Five fascinating reads 

1. The Watermelon King By Daniel Wallace (Houghton Mifflin) Thanks to the big-screen adaptation of his first novel, Big Fish, the North Carolina author is finally getting the notoriety he deserves. Here he offers a witty little fairy tale about fertility and small-town life.

2. Winner of the National Book Award: A Novel of Fame, Honor, and Really Bad Weather By Jincy Willett (St. Martin's Press) David Sedaris' pleas led to the rerelease of Willett's Jenny and the Jaws of Life, and indirectly this, her first novel. The dark and comical story about two oddball sisters reveals a twisted and talented writer at work.

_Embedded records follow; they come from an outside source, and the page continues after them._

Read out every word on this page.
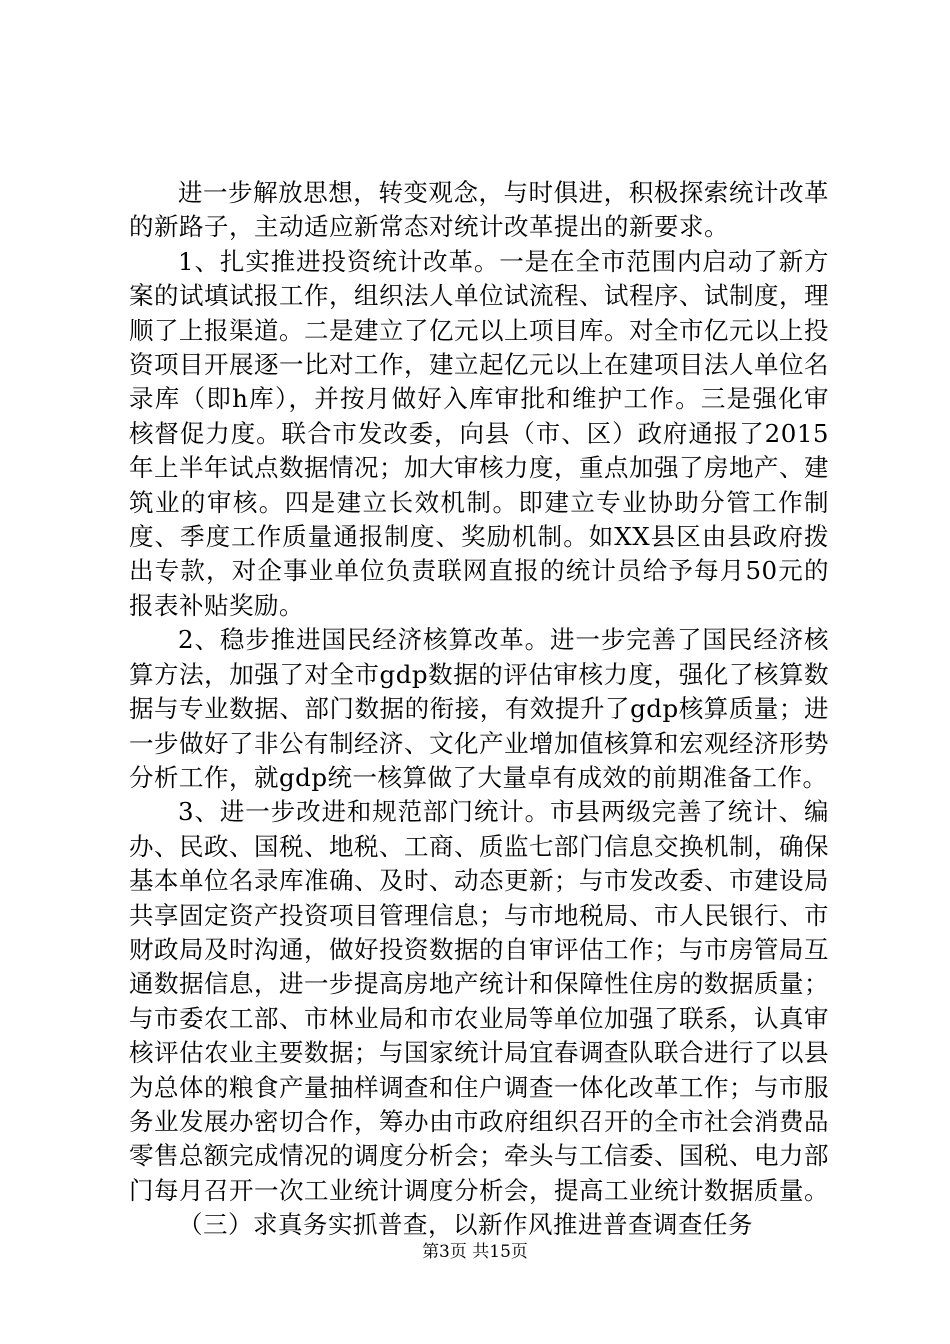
进一步解放思想，转变观念，与时俱进，积极探索统计改革的新路子，主动适应新常态对统计改革提出的新要求。

1、扎实推进投资统计改革。一是在全市范围内启动了新方案的试填试报工作，组织法人单位试流程、试程序、试制度，理顺了上报渠道。二是建立了亿元以上项目库。对全市亿元以上投资项目开展逐一比对工作，建立起亿元以上在建项目法人单位名录库（即h库），并按月做好入库审批和维护工作。三是强化审核督促力度。联合市发改委，向县（市、区）政府通报了2015年上半年试点数据情况；加大审核力度，重点加强了房地产、建筑业的审核。四是建立长效机制。即建立专业协助分管工作制度、季度工作质量通报制度、奖励机制。如XX县区由县政府拨出专款，对企事业单位负责联网直报的统计员给予每月50元的报表补贴奖励。

2、稳步推进国民经济核算改革。进一步完善了国民经济核算方法，加强了对全市gdp数据的评估审核力度，强化了核算数据与专业数据、部门数据的衔接，有效提升了gdp核算质量；进一步做好了非公有制经济、文化产业增加值核算和宏观经济形势分析工作，就gdp统一核算做了大量卓有成效的前期准备工作。

3、进一步改进和规范部门统计。市县两级完善了统计、编办、民政、国税、地税、工商、质监七部门信息交换机制，确保基本单位名录库准确、及时、动态更新；与市发改委、市建设局共享固定资产投资项目管理信息；与市地税局、市人民银行、市财政局及时沟通，做好投资数据的自审评估工作；与市房管局互通数据信息，进一步提高房地产统计和保障性住房的数据质量；与市委农工部、市林业局和市农业局等单位加强了联系，认真审核评估农业主要数据；与国家统计局宜春调查队联合进行了以县为总体的粮食产量抽样调查和住户调查一体化改革工作；与市服务业发展办密切合作，筹办由市政府组织召开的全市社会消费品零售总额完成情况的调度分析会；牵头与工信委、国税、电力部门每月召开一次工业统计调度分析会，提高工业统计数据质量。

（三）求真务实抓普查，以新作风推进普查调查任务

第3页 共15页
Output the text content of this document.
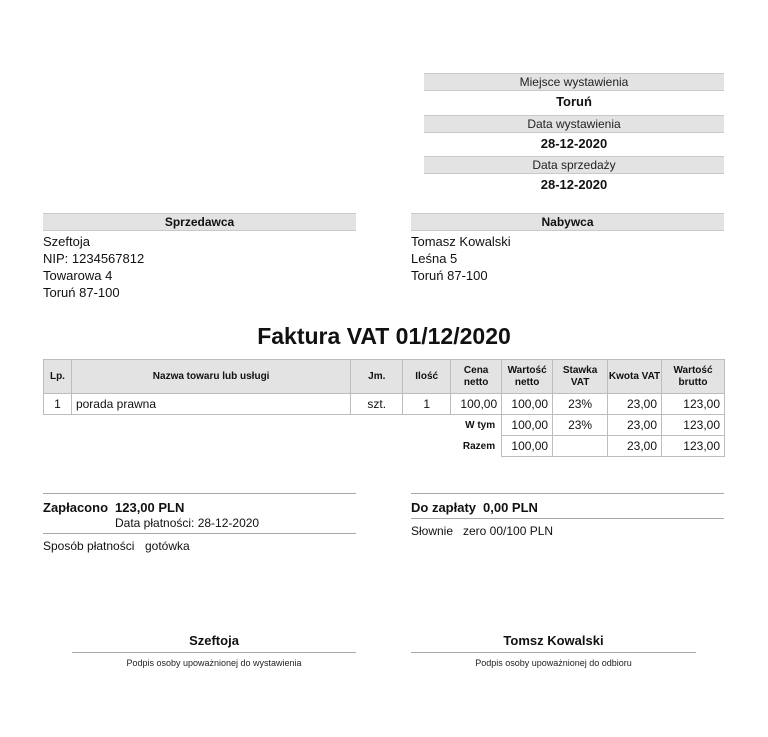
Miejsce wystawienia
Toruń
Data wystawienia
28-12-2020
Data sprzedaży
28-12-2020
Sprzedawca
Szeftoja
NIP: 1234567812
Towarowa 4
Toruń 87-100
Nabywca
Tomasz Kowalski
Leśna 5
Toruń 87-100
Faktura VAT 01/12/2020
Lp.	Nazwa towaru lub usługi	Jm.	Ilość	Cena netto	Wartość netto	Stawka VAT	Kwota VAT	Wartość brutto
1	porada prawna	szt.	1	100,00	100,00	23%	23,00	123,00
			W tym		100,00	23%	23,00	123,00
			Razem		100,00		23,00	123,00
Zapłacono 123,00 PLN
Data płatności: 28-12-2020
Sposób płatności gotówka
Do zapłaty 0,00 PLN
Słownie zero 00/100 PLN
Szeftoja
Podpis osoby upoważnionej do wystawienia
Tomsz Kowalski
Podpis osoby upoważnionej do odbioru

3. The Gospel According to Gracey By Suzanne Kingsbury (Scribner) A nightmarish view of Atlanta's drug-ravaged underground written with the diligence of a reporter. Kingsbury pulled double duty researching the novel, swapping stories with Vine City dealers and unexpected Buckhead addicts.

4. The Girl Who Played Go By Shan Sa (Knopf) A 16-year-old girl in 1930s Manchuria triumphs at an ancient -- and male-dominated -- strategy game, until a Japanese soldier takes her down a notch.

5. Songbook By Nick Hornby (Riverhead) Personal essays from the High Fidelity author on the power of pop music. Self-absorbed, yes, but also often delightful.